L’AQUILA – Un salvataggio in piena regola quello effettuato dal Nucleo provinciale di Guardie Zoofile della Lega del Cane dell’Aquila lo scorso 16 agosto.
Come si legge in una nota della Lega Nazionale per la Difesa del Cane, da alcune settimane era stato segnalato all’associazione un setter vagante in zona Mausonia/rotonda di Bagno, all’Aquila, probabile vittima di un abbandono estivo.
“Dopo un sopralluogo – si legge – durante il quale era stato possibile verificare che si trattava di un cane molto intimorito e diffidente (forse a causa dei maltrattamenti subìti), i volontari hanno cominciato a portare regolarmente da mangiare all’animale – sempre nello stesso posto ed alla stessa ora – in modo che non si allontanasse e che guadagnasse fiducia nell’uomo”.
La situazione è purtroppo precipitata la sera di Ferragosto quando il cane è stato investito da un’automobile che, come si legge ancora nella nota, non si sarebbe fermata.
Il giorno dopo il cane aveva trovato riparo dentro a un canale di irrigazione coperto, perciò recuperarlo è subito apparso tutt’altro che facile.
“Tuttavia, con l’aiuto essenziale di alcuni cittadini – si legge – che anche nei giorni antecedenti si stavano occupando dell’animale e grazie a una massiccia dose di pazienza e buona volontà, è stato
possibile prelevare il setter, che è stato immediatamente condotto al canile sanitario della Asl per una visita di controllo.
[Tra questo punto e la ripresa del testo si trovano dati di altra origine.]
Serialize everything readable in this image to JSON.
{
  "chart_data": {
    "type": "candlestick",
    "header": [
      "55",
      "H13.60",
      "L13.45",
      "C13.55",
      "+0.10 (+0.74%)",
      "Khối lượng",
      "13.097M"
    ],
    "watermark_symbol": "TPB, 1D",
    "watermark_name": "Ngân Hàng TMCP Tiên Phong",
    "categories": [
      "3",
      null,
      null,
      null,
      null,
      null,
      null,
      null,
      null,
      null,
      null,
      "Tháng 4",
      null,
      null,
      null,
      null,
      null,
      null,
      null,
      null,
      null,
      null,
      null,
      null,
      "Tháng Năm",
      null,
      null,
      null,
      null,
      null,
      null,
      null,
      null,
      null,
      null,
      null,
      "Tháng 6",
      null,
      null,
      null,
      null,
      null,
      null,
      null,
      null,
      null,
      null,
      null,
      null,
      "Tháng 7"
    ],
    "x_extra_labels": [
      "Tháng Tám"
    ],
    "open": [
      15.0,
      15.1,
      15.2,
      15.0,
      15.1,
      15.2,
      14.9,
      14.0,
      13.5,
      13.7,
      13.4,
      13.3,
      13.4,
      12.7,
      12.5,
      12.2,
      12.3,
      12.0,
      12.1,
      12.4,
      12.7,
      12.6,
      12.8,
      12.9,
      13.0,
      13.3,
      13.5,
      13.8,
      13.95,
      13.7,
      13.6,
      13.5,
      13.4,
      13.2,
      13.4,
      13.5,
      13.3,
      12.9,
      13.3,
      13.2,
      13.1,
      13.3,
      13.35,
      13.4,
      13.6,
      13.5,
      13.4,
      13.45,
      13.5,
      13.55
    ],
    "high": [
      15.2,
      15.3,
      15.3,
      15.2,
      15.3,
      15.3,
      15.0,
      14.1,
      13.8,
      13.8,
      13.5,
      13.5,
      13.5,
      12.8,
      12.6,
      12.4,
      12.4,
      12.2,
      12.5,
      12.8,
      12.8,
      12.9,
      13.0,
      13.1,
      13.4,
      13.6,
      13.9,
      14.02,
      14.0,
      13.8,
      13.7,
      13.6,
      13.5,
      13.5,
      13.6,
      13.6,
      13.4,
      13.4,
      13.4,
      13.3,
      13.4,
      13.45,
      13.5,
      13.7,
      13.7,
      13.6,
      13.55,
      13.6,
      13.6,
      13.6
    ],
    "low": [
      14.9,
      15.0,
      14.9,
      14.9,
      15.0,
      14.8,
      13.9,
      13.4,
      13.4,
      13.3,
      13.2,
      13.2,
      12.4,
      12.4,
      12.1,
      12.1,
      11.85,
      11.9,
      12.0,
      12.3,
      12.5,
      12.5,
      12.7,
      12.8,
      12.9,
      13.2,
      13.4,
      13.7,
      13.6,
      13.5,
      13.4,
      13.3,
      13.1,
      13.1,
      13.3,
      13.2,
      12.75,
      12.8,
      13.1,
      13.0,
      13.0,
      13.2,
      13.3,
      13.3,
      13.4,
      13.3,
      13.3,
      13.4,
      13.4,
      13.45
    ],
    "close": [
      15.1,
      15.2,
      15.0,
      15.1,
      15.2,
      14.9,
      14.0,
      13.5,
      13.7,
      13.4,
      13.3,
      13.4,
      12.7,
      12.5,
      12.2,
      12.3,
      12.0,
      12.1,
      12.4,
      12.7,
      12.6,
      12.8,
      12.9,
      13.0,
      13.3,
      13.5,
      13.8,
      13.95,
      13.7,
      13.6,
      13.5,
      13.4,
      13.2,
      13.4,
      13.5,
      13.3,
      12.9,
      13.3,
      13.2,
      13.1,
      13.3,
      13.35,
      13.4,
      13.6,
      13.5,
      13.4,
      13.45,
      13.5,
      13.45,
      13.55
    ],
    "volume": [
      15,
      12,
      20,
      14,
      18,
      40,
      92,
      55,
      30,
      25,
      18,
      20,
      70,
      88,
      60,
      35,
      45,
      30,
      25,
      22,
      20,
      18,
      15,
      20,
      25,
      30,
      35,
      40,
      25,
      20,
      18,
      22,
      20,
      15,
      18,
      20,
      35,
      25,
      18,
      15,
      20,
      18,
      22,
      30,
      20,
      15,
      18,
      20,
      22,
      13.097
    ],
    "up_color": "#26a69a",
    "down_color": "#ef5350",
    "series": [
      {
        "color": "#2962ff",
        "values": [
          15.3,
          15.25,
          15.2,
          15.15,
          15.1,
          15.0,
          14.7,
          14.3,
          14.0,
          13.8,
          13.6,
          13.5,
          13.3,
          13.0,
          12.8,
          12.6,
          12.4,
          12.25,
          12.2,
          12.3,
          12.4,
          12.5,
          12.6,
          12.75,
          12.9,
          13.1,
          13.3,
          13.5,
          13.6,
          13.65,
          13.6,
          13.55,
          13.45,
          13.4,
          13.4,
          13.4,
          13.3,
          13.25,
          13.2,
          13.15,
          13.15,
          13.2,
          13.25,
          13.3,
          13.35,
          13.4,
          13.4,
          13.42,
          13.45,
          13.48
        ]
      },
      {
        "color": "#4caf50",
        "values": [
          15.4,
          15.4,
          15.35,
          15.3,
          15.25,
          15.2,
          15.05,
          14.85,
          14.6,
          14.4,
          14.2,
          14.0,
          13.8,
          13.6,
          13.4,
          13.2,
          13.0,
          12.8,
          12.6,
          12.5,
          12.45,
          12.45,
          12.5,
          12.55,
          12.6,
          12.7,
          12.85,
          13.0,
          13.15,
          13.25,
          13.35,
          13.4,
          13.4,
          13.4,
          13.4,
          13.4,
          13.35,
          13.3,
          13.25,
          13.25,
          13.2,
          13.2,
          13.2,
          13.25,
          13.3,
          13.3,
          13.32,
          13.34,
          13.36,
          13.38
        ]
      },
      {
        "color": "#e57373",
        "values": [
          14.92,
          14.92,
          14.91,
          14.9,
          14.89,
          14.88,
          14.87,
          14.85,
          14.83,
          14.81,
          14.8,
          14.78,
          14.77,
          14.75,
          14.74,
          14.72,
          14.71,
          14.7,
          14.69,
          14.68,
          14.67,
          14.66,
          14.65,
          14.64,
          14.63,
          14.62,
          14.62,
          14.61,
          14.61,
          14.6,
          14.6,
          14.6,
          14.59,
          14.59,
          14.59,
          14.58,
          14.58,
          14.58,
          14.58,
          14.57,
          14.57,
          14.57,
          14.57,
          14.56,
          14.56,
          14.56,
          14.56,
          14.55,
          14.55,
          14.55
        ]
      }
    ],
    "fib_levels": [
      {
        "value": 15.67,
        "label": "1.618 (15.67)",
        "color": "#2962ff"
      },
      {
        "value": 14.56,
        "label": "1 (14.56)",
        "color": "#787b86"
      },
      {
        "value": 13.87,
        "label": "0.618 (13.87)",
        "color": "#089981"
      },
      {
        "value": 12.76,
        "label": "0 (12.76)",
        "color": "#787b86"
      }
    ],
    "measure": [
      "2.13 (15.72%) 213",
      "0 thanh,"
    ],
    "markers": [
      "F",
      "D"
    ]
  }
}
Il veterinario ha riscontrato una frattura ad una zampa – senz’altro a seguito dell’urto da parte dell’automobile – ma fortunatamente, per il resto, il cane è stato trovato in buone condizioni di salute”.
Ad allietare ulteriormente il finale di questa vicenda è stata la decisione da parte dei cittadini accorsi in aiuto durante il recupero, di adottare il cane.
“Un ringraziamento particolare – conclude la nota – da parte delle Guardie Zoofile e di tutta la Lega del Cane va a questa famiglia, a Sergio e Luisa, che siamo sicuri accompagneranno il cagnolino verso il completo recupero comportamentale e ad una rinnovata fiducia nei confronti dell’uomo, così che possa dimenticare il suo triste passato”.